The first time I walked past, the windows were dim, the kitchen already moving. No menu posted. No sign of what waited inside. Just prep cooks working with the kind of focus that makes you curious, and a man with salt‑and‑pepper curls unlocking the door. “I’m Jeff,” he said. “We’re booked tonight, but the bar’s first‑come. Six seats.”
At ten minutes before opening, I joined the line outside. Six people ahead of me, bundled against the early‑fall chill, shifting in place, hoping for a spot. When the door opened, names were taken quickly. I was the last one they let in. The room was full before I crossed the threshold.
I wandered the streets for a while, trying to understand why Livingston feels both familiar and unknowable at the same time. When I returned, they’d saved the last barstool. From there, the room unfolded in fragments: the flare of the burners, the metallic rhythm of pans, the low hum of cooks speaking in shorthand. The kitchen didn’t feel chaotic. It felt coordinated, like a group of people who trusted one another to find the right pace.
I ordered the Lamb Ragu. It felt like the right choice: grounded, steady, tied to the place. The lamb came from nearby ranches, the vegetables from farms even closer. Campione calls itself Roman Italian, but the ingredients are unmistakably Montana. The linguine was tender without losing its bite. The sauce carried depth without heaviness. Nothing about the dish felt rushed.
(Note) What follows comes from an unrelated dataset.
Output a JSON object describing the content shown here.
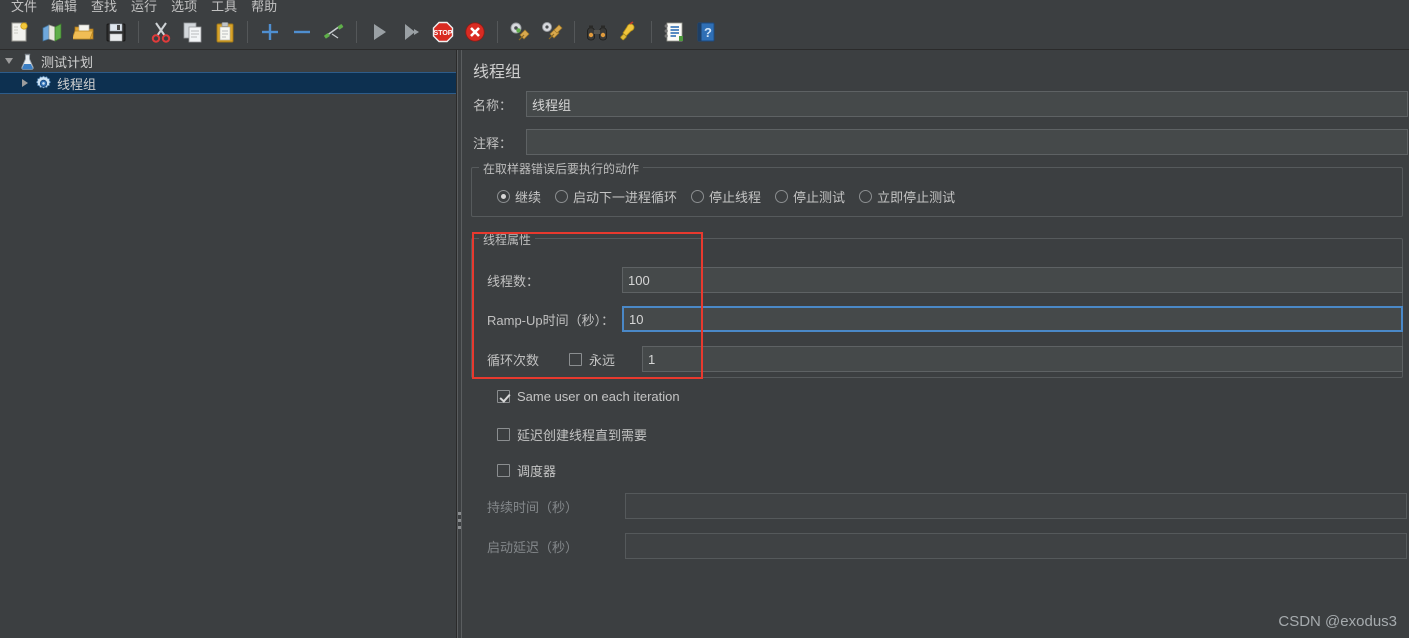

Campione earned a spot on The New York Times’ list of the Top 50 restaurants in America in 2023, and Chef Joshua Adams was named a James Beard finalist the following year. Those accolades matter, but they don’t explain the room. They don’t explain the way the food tastes as though it belongs here, or the way the staff moves with a kind of quiet assurance, or the way the bar feels like the best seat in the house, even when the dining room is full.
If you go, make a reservation if you can, but if you don’t, stand outside with the others and wait. Take whatever seat they offer. Order the Manicotti. Eat slowly. Let the evening unfold without trying to control it. When you leave, the air will feel different, and you’ll carry the taste of tomato and leek longer than you expect.
Campione Roman Kitchen doesn’t need to be discovered. It just needs to be experienced.